Dans la première affaire au principal, le requérant a conclu un contrat de travail avec une compagnie aérienne ayant son siège social en Irlande. Aux termes de ce contrat, les juridictions irlandaises étaient compétentes pour connaître des éventuels litiges liés à l’exécution et à la dénonciation de ce contrat. Par ailleurs, il désignait l’aéroport de Charleroi (Belgique) comme base d’affectation du requérant. Ce dernier a démissionné puis, estimant que son ancien employeur était tenu de respecter et d’appliquer les dispositions de la législation belge, il a assigné celui-ci en vue d’obtenir le versement de certaines indemnités. L’ancien employeur a contesté la compétence des juridictions belges pour connaître de ce litige.

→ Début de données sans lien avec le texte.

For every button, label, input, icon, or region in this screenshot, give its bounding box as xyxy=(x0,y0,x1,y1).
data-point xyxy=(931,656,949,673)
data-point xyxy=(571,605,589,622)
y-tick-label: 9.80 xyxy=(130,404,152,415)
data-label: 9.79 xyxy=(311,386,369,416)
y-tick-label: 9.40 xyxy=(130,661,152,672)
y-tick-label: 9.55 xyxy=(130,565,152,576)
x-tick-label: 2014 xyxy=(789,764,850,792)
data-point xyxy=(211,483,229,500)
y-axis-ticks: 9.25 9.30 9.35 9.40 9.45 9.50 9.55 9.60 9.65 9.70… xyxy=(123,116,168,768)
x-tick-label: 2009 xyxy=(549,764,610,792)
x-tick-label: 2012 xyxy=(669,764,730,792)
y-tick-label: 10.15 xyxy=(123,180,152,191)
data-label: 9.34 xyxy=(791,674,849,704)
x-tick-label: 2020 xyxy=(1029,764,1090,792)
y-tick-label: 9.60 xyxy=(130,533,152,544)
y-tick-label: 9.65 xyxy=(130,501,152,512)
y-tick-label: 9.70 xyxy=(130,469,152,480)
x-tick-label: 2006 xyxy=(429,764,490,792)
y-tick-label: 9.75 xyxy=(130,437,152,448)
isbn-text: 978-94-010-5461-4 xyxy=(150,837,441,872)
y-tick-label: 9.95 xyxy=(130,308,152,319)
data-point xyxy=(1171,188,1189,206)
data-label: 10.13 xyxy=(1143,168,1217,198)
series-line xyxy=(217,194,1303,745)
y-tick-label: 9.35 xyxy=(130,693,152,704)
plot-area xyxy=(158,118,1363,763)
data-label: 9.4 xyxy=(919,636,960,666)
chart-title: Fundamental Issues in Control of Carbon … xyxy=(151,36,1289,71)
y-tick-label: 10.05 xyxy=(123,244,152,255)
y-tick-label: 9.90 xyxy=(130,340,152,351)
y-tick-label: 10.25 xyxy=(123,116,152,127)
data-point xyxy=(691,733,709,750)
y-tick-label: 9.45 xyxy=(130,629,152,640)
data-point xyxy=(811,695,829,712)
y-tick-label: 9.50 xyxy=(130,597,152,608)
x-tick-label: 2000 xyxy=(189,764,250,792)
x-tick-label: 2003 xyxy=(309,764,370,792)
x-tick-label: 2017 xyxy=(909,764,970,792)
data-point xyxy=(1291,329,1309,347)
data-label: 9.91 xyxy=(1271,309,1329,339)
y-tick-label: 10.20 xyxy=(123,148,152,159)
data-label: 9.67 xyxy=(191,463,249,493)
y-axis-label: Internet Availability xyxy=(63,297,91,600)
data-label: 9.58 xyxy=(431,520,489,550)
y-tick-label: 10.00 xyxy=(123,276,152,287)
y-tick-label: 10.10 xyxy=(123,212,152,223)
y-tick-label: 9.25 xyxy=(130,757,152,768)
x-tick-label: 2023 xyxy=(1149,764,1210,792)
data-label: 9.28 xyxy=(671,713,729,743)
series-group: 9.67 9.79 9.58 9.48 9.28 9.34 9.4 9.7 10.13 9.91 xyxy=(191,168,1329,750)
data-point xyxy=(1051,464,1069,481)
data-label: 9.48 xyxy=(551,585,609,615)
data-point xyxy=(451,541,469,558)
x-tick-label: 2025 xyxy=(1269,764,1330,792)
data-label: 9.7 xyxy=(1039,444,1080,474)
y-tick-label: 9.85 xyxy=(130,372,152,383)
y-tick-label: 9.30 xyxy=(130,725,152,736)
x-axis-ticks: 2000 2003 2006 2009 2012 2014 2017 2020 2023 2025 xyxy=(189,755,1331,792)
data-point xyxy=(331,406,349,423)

Dans la seconde affaire au principal, les requérants ont conclu des contrats de travail avec une personne morale établie en Irlande, contrats dans le cadre desquels ils étaient détachés en tant que personnel de cabine auprès de la compagnie aérienne en cause dans la première affaire et pour occuper des fonctions comparables à celles du premier requérant. Les contrats précisaient que leurs relations de travail étaient soumises au droit irlandais et que les juridictions de cet Etat membre étaient compétentes pour connaître de tous les litiges se rapport à l’exécution ou à la dénonciation de ces contrats. Les relations de travail ont pris fin du fait de la démission ou du licenciement des requérants qui ont également saisi les juridictions belges en vue du paiement de différentes indemnités.
Saisie dans ce contexte, la juridiction de renvoi a interrogé la Cour sur le point de savoir si, en cas de recours formé par un travailleur membre du personnel navigant d’une compagnie aérienne ou mis à sa disposition et afin de déterminer la compétence de la juridiction saisie, la notion de « lieu où le travailleur accomplit habituellement son travail, au sens de l’article 19, point 2, sous a) du règlement Bruxelles I, est assimilable à celles de « base d’affectation », au sens de l’annexe III du règlement 3922/91/CE relatif à l’harmonisation de règles techniques et de procédures administratives dans le domaine de l’aviation civile (ci-après « le règlement 3922/91 »).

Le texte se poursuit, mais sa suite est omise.